Desde la perspectiva institucional, la vicerectora académica Sofía Lovato Torres destacó que casos como este reflejan el compromiso de la universidad con la educación inclusiva. “Estamos trabajando para brindar acompañamiento a estudiantes con diferentes tipos de discapacidad, con herramientas metodológicas y asesoramiento especializado para garantizar su formación profesional”, explicó. Según indicó, actualmente la universidad cuenta con entre 300 y 400 estudiantes con diferentes capacidades, quienes reciben apoyo académico y psicológico.
Persistencia convierte sueños en profesión
Detrás del logro académico también hay una historia familiar marcada por la constancia. Magaly Johana Toala, madre del joven ingeniero, recuerda que su hijo nació con complicaciones debido a la falta de oxígeno al momento del parto. Desde entonces, su vida ha estado dedicada a acompañarlo en terapias, tratamientos y estudios. “Él siempre me decía: ‘mami, yo voy a poder’. Y hoy lo veo convertido en profesional y me siento muy orgullosa”, contó emocionada.

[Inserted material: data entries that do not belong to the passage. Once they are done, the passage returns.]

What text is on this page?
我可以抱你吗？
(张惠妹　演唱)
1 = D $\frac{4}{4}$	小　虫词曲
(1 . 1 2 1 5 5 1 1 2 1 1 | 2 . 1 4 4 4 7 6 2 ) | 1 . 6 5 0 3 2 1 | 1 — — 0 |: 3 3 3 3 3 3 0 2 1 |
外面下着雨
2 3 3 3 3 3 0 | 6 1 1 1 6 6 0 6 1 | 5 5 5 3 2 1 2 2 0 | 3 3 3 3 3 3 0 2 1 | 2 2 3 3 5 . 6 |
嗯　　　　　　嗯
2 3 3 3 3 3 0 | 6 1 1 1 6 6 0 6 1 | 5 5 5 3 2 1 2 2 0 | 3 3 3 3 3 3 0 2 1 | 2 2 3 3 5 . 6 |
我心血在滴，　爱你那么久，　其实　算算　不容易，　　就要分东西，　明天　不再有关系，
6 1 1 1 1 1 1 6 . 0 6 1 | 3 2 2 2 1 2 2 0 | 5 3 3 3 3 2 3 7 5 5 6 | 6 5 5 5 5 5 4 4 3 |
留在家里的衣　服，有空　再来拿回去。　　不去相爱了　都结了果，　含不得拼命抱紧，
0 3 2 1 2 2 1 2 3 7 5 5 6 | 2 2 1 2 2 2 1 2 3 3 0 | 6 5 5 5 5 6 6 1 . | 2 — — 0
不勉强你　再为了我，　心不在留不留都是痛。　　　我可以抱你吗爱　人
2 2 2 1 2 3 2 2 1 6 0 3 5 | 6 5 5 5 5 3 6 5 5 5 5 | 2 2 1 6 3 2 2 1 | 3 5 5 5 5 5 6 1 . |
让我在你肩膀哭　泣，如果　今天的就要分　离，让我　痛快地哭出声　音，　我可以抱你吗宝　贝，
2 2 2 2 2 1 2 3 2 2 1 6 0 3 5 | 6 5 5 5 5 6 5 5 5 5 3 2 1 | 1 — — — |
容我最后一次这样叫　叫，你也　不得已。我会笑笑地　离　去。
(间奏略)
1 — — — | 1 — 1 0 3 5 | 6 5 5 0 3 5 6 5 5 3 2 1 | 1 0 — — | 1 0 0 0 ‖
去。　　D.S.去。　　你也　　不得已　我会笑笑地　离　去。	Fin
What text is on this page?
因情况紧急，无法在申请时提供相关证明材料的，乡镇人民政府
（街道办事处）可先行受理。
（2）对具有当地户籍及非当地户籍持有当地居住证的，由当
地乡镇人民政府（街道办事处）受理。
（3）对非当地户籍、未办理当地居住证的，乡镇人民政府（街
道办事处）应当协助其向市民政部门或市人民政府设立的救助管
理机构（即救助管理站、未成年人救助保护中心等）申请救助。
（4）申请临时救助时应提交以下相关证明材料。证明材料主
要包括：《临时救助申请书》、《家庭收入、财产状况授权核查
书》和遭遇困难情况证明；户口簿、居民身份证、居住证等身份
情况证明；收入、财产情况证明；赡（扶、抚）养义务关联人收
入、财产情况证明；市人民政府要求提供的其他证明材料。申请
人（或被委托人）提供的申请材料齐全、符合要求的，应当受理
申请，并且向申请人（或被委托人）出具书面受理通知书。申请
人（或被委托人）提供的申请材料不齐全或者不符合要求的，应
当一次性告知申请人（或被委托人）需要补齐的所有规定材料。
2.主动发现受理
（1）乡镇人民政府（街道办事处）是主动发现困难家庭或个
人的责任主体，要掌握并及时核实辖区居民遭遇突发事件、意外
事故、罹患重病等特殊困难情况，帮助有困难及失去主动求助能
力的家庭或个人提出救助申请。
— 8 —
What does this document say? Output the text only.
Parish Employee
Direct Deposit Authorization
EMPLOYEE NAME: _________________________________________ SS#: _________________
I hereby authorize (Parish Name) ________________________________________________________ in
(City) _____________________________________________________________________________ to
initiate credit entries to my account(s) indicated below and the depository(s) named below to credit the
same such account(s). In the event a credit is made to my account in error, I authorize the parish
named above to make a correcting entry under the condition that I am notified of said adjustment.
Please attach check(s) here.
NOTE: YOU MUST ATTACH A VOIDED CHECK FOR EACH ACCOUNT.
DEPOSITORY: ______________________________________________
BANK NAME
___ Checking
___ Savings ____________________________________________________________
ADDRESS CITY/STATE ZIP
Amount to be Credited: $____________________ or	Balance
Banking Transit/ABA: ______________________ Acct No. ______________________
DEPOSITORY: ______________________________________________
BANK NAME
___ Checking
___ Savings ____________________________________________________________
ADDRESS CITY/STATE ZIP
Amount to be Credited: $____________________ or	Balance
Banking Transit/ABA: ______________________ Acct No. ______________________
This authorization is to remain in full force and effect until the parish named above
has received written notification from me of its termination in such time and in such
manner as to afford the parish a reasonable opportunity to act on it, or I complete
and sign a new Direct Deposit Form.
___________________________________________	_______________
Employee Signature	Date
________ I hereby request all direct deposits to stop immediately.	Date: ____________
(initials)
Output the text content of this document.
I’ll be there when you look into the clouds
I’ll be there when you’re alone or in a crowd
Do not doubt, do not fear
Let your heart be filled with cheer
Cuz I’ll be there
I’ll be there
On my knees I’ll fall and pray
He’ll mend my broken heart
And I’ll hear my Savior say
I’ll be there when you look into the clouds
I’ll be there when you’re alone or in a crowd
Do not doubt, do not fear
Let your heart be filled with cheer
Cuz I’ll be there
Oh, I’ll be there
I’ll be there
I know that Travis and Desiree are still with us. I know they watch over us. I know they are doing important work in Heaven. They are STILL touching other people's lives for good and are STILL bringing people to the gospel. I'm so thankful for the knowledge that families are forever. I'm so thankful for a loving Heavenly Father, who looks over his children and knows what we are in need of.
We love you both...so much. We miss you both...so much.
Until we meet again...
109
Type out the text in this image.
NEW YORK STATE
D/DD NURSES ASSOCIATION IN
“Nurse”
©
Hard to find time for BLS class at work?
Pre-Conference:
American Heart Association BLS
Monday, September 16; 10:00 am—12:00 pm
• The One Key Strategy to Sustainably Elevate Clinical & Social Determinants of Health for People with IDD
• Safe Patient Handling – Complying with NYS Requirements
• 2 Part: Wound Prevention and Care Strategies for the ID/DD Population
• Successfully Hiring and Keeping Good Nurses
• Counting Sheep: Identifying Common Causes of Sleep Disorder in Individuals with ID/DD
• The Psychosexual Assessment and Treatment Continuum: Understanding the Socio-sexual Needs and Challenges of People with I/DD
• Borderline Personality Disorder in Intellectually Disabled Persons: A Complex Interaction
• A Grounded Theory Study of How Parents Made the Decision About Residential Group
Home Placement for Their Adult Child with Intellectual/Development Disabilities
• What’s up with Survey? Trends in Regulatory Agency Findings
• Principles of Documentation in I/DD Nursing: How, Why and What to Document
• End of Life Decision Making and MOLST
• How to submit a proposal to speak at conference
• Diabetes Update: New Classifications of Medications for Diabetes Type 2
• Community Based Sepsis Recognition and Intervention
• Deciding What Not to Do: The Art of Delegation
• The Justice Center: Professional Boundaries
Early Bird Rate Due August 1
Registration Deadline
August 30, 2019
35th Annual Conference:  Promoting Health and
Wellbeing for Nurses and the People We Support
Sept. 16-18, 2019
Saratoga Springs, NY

Durante años, Magaly lo acompañó a la escuela, al colegio y luego a la universidad, muchas veces trasladándolo en taxi para asistir a clases. A pesar de las dificultades, asegura que nunca enfrentaron rechazo en las instituciones educativas. “Gracias a Dios, siempre lo trataron bien. Ni en la escuela, ni en el colegio, ni en la universidad sufrió discriminación”, afirmó.
Ahora, con el título de Ingeniero en Software, Ronny mira hacia el futuro con la misma determinación con la que inició su carrera. Su primer objetivo es encontrar trabajo y continuar aprendiendo. “Esto todavía no acaba. Quiero seguir adelante y prepararme más”, asegura. Su historia se convierte así en un ejemplo de que la educación, el apoyo familiar y la perseverancia pueden abrir caminos incluso frente a las adversidades más difíciles.